Brown was already struggling in the game, giving up a 58-yard touchdown to rookie wide receiver Christian Watson, but his absence led to the Cowboys being forced to lean on second-year CB Kelvin Joseph and rookie corner DaRon Bland. Both had issues in coverage and gave up big plays.

Bland was beaten for a 39-yard touchdown by Watson on a fourth quarter 4th-&-7, when a stop could’ve sealed the game. On the next possession, Watson ran away from Joseph and safety Malik Hooker for a seven-yard score to tie the game.

All corners not named Trevon Diggs were roasted, and Diggs was barely targeted by Rodgers.

Teams are starting to look away from Diggs and it’s becoming a problem. The Cowboys need better cornerback play opposite Diggs, or risk getting burned weekly by whoever isn’t being covered by Dallas’ best CB. Rodgers won’t be the last quarterback to pick on anyone other than Diggs.

RELATED: Jerry Jones: QB Dak Prescott 'a separator' for Cowboys

Where was Micah Parsons?

The Cowboys have one of the best defensive players in the league in Parsons, who makes impact plays weekly. Against the Packers, Parsons’ presence wasn’t felt, which was an opportunity lost.

Parsons is among the favorites to be the Defensive Player of the Year, but he wasn’t utilized to his full capabilities in the Week 10 loss.
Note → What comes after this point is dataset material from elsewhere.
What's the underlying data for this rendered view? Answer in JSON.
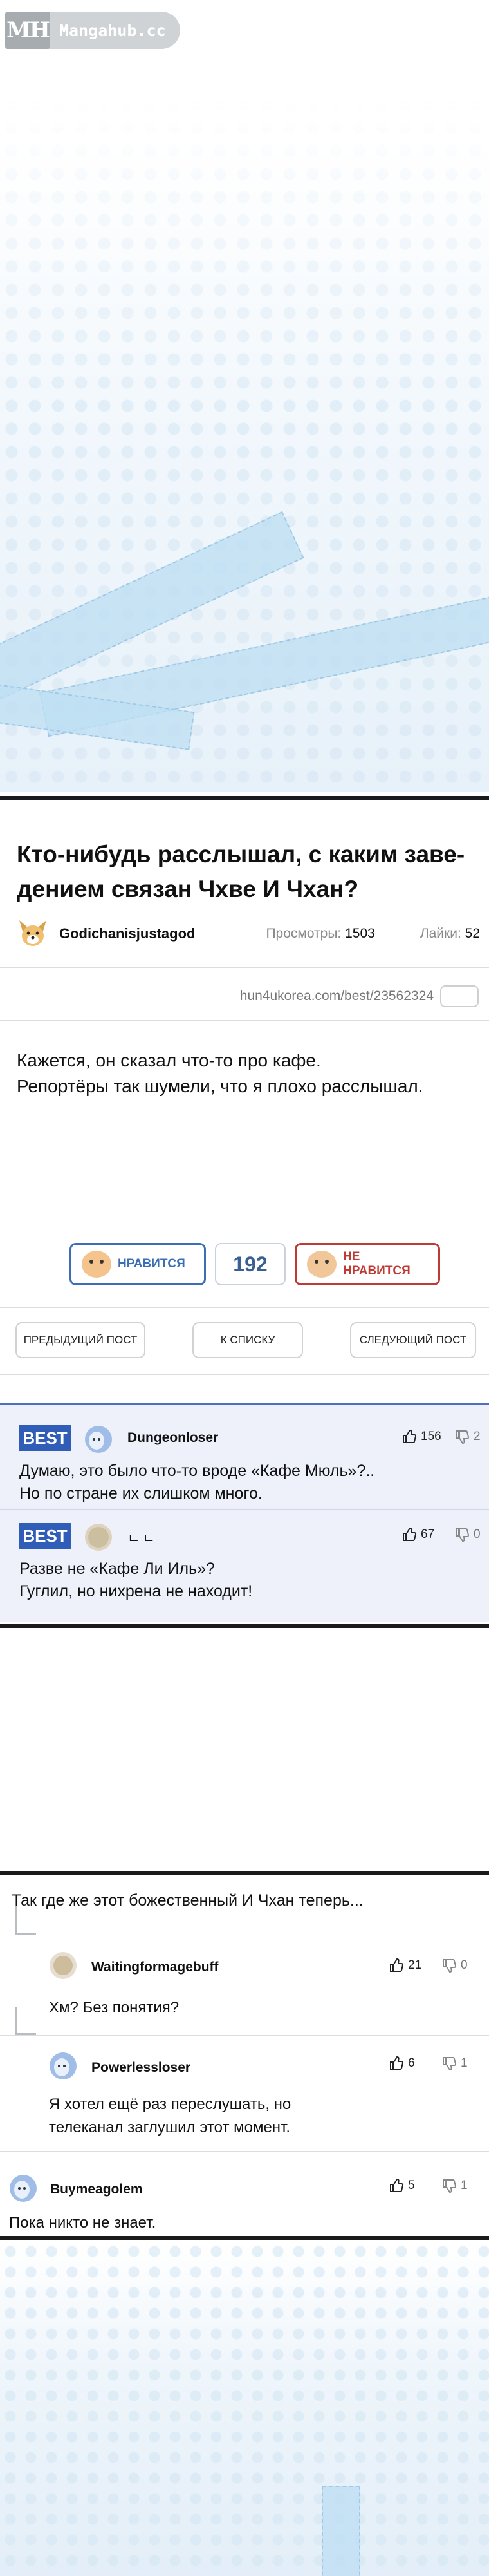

Defensive coordinator Dan Quinn used Parsons more as a middle linebacker against the Packers than he has at virtually any point in his young career, which was a grave mistake.

The Cowboys were short at LB due to Anthony Barr’s absence but playing Parsons as a middle-of-the-field hole-stuffer wasn’t the answer. The second-year hybrid defender led the team in tackles, yet he had no effect on the game. Perhaps it was Quinn’s plan to slow the running game that gashed the Cowboys for over 200 yards on the ground or to spy on Rodgers, who can work magic outside the pocket, but it didn’t work.

The Cowboys have made a living off attacking quarterbacks when they have a lead this season, but that wasn’t the case against the Packers because Parsons was stuck playing at the second level instead of getting after the QB. When the Cowboys got up 14 points late, Parsons could have been lining up more on the defensive line to pressure Rodgers. It didn’t happen, and the game turned sour.

Parsons was drafted as an LB, but the Cowboys have seen how naturally he can rush the passer and impact the game as a defensive end. Having him play too much at LB and not enough at DE was a mistake that cannot be repeated.